SWRA674 May 2020 CC1350 , CC1352P , CC1352R , CC1354P10 , CC1354R10 , CC2560 , CC2560B , CC2564 , CC2564C , CC2564MODA , CC2564MODN , CC2640R2F , CC2640R2F-Q1 , CC2640R2L , CC2642R , CC2642R-Q1 , CC2650 , CC2652P , CC2652R , CC2652R7 , CC2652RB , CC2652RSIP , WL1831MOD , WL1835MOD , WL1837MOD
CVEID: CVE-2020-10134
Publication date: May 18, 2020
Summary
Bluetooth® Special Interest Group (SIG) has issued recommendations based on findings from researchers at the Technical University of Munich (TUM) regarding a potential security vulnerability, enabling an attacking device to successfully intercede as a man-in-the-middle between two pairing devices. To do this, the attacker must negotiate a numeric compare procedure with one device and a passkey pairing procedure with the other, and the user must erroneously enter the numeric compare value as the passkey and accept pairing on the numeric compare device.

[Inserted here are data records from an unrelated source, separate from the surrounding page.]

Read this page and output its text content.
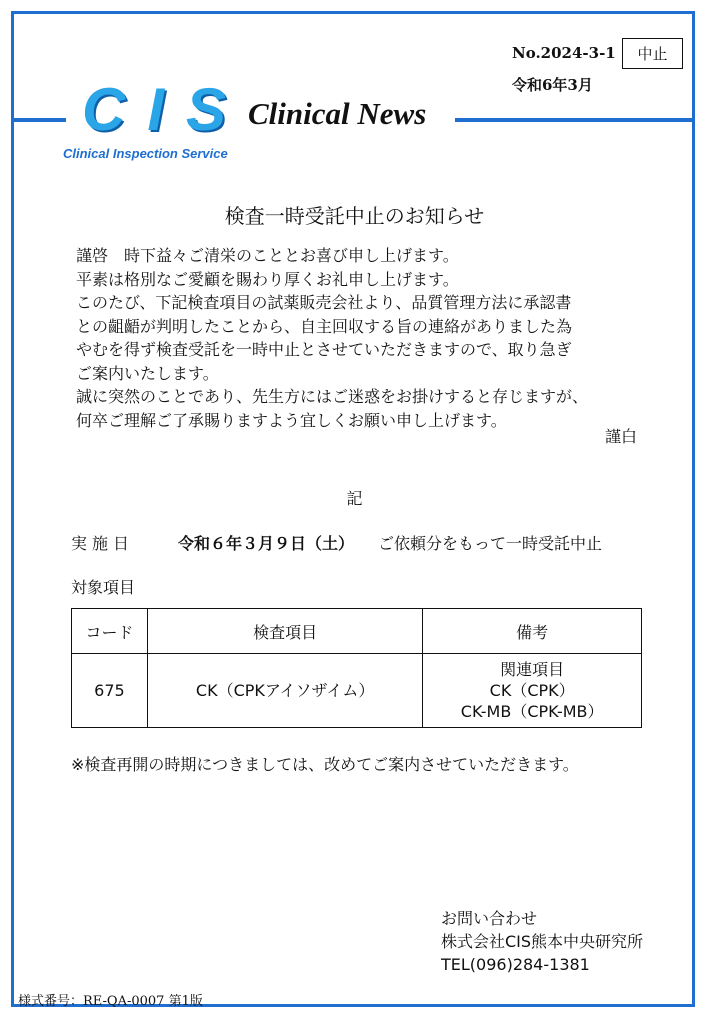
No.2024-3-1	中止
令和6年3月
CIS
Clinical Inspection Service
Clinical News
検査一時受託中止のお知らせ

謹啓　時下益々ご清栄のこととお喜び申し上げます。

平素は格別なご愛顧を賜わり厚くお礼申し上げます。

このたび、下記検査項目の試薬販売会社より、品質管理方法に承認書

との齟齬が判明したことから、自主回収する旨の連絡がありました為

やむを得ず検査受託を一時中止とさせていただきますので、取り急ぎ

ご案内いたします。

誠に突然のことであり、先生方にはご迷惑をお掛けすると存じますが、

何卒ご理解ご了承賜りますよう宜しくお願い申し上げます。

謹白
記
実施日	令和６年３月９日（土） ご依頼分をもって一時受託中止
対象項目
コード	検査項目	備考
675	CK（CPKアイソザイム）	関連項目
CK（CPK）
CK-MB（CPK-MB）
※検査再開の時期につきましては、改めてご案内させていただきます。
お問い合わせ
株式会社CIS熊本中央研究所
TEL(096)284-1381
様式番号：RE-QA-0007 第1版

Potentially impacted features
An attacking device would need to be within wireless range of two vulnerable Bluetooth devices that were establishing either an LE or a BR/EDR encrypted connection using the passkey entry or numeric comparison for device authentication without existing shared credentials (LTK or link key). At least one device must permit entry of a passkey, and the other must support a display capable of representing six decimal digits.
Suggested mitigations
All devices supporting BluetoothLE Secure Connections Pairing and Secure Simple Pairing are potentially vulnerable to this attack. Bluetooth SIG suggests recommendations that can be implemented at the application layer. Please see the Bluetooth SIG notice regarding the Method Confusion pairing vulnerability for details.